After a quiet winter, Boston's drag brunch circuit is roaring back with a fiercer lineup and a noticeably different crowd. We checked in on what's changed—and what's stayed gloriously the same.
Nightlife
After a quiet winter, Boston's drag brunch circuit is roaring back with a fiercer lineup and a noticeably different crowd. We checked in on what's changed—and what's stayed gloriously the same.
The mimosas are flowing again at drag brunch in Boston, but something feels different this time around. The shows are sharper. The queens are angrier. The audience is younger and less interested in playing it safe. After a winter that felt like we were all holding our breath—and frankly, after the news cycle that's been trying to legislate us out of existence—the return of Boston's drag brunch scene feels less like entertainment and more like resistance.
I spent the last three Sundays hitting different venues across the city to see what's actually happening in the brunch scene right now, and the picture that emerged isn't one of some monolithic "gay brunch" experience. The crowds are fractured, the vibes are distinct, and the queens performing are clearly responding to something darker and more political than the pre-2025 brunch circuit.
Start with the obvious: Sunday brunches are packed. Packed in a way that suggests people are looking for community right now, not just a place to get drunk at noon. The venues hosting these shows are doing better business than they were last fall. But here's what's interesting: the crowd has shifted younger. I'm talking mid-twenties to early-thirties as the demographic sweet spot, not the forty-plus crowd that used to dominate these events. The energy is less "let's celebrate ourselves" and more "let's hold space for each other."
The performances themselves have gotten meaner in the best way possible. The queens are doing sharper material, less reliant on tired jokes about heterosexual men or tired references to pop culture moments from five years ago. There's a current of actual anger running through the sets—anger about healthcare, about rights, about the political moment we're in. One queen I watched did an entire bit about the Department of Education's Title IX investigation into Smith College's trans-inclusive policies, and the room went absolutely silent before erupting. That's not typical brunch material, and it's a sign that performers are reading the room correctly.
The drink specials are more aggressive too, which tracks with higher volume. Most venues are running $15 to $18 bottomless mimosa deals on Sundays, sometimes with a time limit, sometimes not. The better move is to show up around 11 a.m., before the real crowd arrives, get your first round in, and then settle in. By noon, the place is wall-to-wall bodies. The bars are understaffed, which is its own problem, but the volume of business suggests that venue owners are banking on the brunch circuit in a way they didn't two years ago.

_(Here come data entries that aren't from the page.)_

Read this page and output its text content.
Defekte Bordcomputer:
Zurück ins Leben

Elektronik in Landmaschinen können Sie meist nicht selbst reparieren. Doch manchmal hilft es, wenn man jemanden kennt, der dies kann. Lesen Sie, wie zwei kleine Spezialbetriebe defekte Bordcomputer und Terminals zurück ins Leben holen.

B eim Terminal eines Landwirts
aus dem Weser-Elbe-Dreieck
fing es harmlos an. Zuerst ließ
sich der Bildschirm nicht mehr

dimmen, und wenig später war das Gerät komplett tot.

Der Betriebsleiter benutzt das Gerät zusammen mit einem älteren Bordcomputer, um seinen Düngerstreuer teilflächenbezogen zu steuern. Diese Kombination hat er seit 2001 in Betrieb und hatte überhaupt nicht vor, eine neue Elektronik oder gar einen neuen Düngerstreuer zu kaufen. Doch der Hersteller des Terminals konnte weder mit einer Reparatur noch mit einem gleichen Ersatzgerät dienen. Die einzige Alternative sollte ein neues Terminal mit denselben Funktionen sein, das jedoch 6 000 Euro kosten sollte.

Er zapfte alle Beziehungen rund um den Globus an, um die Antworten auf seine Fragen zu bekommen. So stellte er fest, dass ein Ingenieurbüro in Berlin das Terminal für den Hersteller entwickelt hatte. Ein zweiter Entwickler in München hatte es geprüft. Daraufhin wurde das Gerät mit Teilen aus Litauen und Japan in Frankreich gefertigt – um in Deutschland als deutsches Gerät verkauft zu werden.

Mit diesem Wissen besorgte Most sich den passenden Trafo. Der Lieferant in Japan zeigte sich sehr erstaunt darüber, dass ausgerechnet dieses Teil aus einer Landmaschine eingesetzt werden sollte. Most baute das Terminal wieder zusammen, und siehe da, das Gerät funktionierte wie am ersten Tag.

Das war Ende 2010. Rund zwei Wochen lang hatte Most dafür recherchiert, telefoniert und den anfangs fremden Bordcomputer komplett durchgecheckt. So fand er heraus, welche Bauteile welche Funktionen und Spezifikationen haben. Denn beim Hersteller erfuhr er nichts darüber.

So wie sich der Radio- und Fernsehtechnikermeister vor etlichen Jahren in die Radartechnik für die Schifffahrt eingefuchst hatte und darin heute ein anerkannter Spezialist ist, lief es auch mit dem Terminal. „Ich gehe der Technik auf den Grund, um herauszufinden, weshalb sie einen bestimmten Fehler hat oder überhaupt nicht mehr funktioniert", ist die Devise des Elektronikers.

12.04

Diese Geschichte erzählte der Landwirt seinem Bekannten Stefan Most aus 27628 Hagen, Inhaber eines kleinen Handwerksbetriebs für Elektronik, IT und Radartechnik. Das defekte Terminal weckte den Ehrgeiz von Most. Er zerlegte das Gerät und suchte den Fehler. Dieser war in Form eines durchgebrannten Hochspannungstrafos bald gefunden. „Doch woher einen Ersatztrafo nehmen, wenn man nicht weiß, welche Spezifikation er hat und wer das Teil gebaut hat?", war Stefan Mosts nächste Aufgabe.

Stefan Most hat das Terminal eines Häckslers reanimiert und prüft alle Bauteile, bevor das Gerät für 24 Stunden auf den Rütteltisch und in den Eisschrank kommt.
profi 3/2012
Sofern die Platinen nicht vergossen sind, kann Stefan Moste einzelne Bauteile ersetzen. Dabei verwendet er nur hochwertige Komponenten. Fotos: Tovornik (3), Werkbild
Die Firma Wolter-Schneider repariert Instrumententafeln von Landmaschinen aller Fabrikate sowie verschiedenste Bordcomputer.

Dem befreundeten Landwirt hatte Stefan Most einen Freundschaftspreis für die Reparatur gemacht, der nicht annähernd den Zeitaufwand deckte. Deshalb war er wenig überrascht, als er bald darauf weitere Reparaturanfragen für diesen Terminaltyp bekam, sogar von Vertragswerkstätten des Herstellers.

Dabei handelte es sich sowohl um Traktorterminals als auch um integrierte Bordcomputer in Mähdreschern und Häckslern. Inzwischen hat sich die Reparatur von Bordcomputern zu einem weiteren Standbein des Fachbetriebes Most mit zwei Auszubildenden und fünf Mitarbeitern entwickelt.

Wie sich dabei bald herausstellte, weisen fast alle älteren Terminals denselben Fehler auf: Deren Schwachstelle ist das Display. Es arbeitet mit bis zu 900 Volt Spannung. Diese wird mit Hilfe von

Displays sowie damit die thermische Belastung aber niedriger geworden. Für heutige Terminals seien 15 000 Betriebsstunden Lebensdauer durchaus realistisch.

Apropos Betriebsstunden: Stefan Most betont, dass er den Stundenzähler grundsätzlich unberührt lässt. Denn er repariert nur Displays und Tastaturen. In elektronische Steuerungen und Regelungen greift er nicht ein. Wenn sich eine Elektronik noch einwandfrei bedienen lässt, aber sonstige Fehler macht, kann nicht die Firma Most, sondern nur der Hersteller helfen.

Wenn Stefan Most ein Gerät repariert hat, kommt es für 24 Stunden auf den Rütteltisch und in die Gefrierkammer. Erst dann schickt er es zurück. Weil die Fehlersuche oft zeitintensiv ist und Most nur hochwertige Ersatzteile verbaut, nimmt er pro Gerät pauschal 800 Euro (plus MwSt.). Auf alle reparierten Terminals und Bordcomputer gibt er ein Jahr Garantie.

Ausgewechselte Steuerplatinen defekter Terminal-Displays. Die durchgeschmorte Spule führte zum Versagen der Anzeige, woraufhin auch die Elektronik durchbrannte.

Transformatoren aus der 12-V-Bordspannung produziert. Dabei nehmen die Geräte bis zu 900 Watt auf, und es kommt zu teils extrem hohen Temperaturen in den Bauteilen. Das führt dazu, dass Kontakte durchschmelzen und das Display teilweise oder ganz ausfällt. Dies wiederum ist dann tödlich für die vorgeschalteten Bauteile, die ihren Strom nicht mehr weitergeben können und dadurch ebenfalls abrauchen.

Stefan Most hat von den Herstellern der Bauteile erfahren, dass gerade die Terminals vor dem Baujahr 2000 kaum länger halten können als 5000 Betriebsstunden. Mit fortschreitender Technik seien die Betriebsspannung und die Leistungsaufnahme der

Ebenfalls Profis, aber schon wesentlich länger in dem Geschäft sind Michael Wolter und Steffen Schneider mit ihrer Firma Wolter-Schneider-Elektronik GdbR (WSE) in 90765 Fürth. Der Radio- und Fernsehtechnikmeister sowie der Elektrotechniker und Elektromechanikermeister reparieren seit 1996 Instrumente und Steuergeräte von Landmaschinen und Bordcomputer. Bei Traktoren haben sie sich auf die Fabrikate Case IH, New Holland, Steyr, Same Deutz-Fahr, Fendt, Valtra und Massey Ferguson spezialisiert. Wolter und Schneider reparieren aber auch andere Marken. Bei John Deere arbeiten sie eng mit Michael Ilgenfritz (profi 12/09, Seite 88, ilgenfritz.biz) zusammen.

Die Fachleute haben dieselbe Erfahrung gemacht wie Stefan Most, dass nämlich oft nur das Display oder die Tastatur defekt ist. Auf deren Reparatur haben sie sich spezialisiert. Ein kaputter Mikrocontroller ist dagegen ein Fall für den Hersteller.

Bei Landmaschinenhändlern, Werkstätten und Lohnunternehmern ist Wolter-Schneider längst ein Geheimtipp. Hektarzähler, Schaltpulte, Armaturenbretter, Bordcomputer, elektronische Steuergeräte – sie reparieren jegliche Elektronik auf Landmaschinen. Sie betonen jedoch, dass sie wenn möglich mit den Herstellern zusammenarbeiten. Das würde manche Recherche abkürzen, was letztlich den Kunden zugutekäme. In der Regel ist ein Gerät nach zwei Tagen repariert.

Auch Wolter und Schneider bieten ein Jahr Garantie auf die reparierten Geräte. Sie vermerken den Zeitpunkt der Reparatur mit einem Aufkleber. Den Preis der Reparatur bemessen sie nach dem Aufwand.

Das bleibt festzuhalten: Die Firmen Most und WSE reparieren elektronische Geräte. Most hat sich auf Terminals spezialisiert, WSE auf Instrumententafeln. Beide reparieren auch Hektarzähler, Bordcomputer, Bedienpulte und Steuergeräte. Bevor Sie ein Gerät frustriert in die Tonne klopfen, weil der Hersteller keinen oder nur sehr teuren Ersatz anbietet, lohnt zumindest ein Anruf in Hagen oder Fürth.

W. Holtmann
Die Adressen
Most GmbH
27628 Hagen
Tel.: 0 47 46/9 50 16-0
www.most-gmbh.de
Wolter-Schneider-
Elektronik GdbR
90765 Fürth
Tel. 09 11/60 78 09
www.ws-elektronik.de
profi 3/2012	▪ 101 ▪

There are real differences between the venues, though. A bar on Wilton Drive in Wilton Manors—sorry, wrong state. Let me be specific about Boston: the vibe at a bigger venue that runs brunch every week is fundamentally different from the vibe at a smaller bar that does it once a month. The weekly spots have the infrastructure down. They've got sound systems that work, staff who know the timing, and performers who've done it enough times to pace a two-hour show properly. The monthly spots are scrappier, more chaotic, and honestly, sometimes better because of it. There's an element of "we're making this happen" energy that you don't get at the polished weekly shows.
The best night to go, if you're actually trying to have a good experience rather than just exist in a crowd, is actually early in the season. Go in March or early April if you can. The crowds are still manageable, the performers are fresh, and there's less of that dead-eyed going-through-the-motions energy that sets in by June. If you're going for the pure chaos and don't care about actually hearing the jokes, May through June is your window. That's when it gets truly raucous.

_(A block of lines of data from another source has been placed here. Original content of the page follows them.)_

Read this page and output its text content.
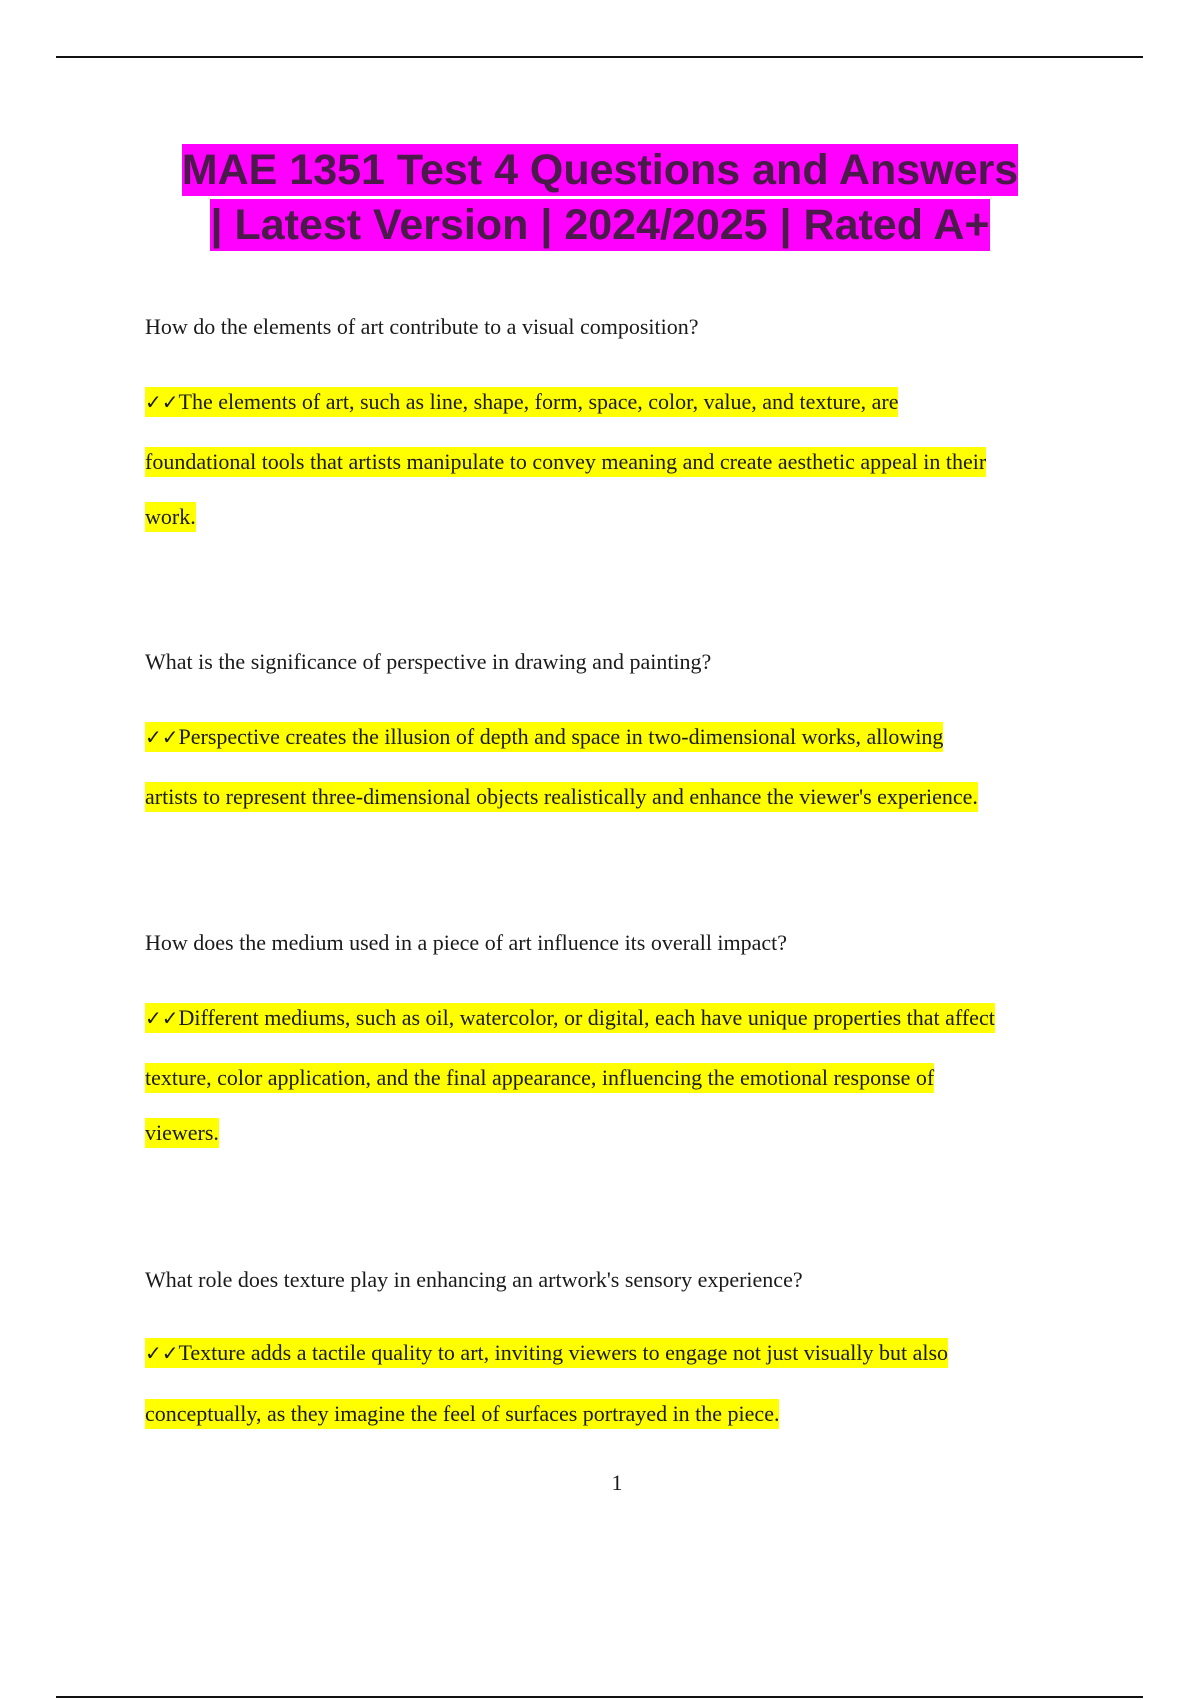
MAE 1351 Test 4 Questions and Answers
| Latest Version | 2024/2025 | Rated A+

How do the elements of art contribute to a visual composition?

✓✓The elements of art, such as line, shape, form, space, color, value, and texture, are

foundational tools that artists manipulate to convey meaning and create aesthetic appeal in their

work.

What is the significance of perspective in drawing and painting?

✓✓Perspective creates the illusion of depth and space in two-dimensional works, allowing

artists to represent three-dimensional objects realistically and enhance the viewer's experience.

How does the medium used in a piece of art influence its overall impact?

✓✓Different mediums, such as oil, watercolor, or digital, each have unique properties that affect

texture, color application, and the final appearance, influencing the emotional response of

viewers.

What role does texture play in enhancing an artwork's sensory experience?

✓✓Texture adds a tactile quality to art, inviting viewers to engage not just visually but also

conceptually, as they imagine the feel of surfaces portrayed in the piece.

1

What's notably different from other cities I've covered is how Boston's brunch scene is actually integrated with the broader gay social calendar. It's not siloed off as "brunch entertainment." People are using these events as touchstones for community building in a way that feels intentional. There are people I saw at three different venues over three weeks, and by the third week, they were greeting each other like old friends. That's not typical for a transient entertainment scene.
The music between sets matters more than it used to. DJs are playing less of the obvious hits and more deep cuts, more international stuff, more music that actually has something to say. It's a small detail, but it signals that the people running these events are thinking about the overall experience, not just the performance slots.
One thing that hasn't changed, and shouldn't: the queens are doing this work for real money, and it's not much. Tip heavily. The $2 and $5 bills people used to throw are becoming increasingly inadequate, and if you're spending $60 on bottomless mimosas, you can afford to put $20 into the tip jar when a queen does a seven-minute bit about the political moment we're in.
Boston's drag brunch scene in 2025 is a mirror. It reflects what people need right now: community, laughter that feels earned rather than obligatory, and space to be angry together. That's not a bug. That's exactly what we need.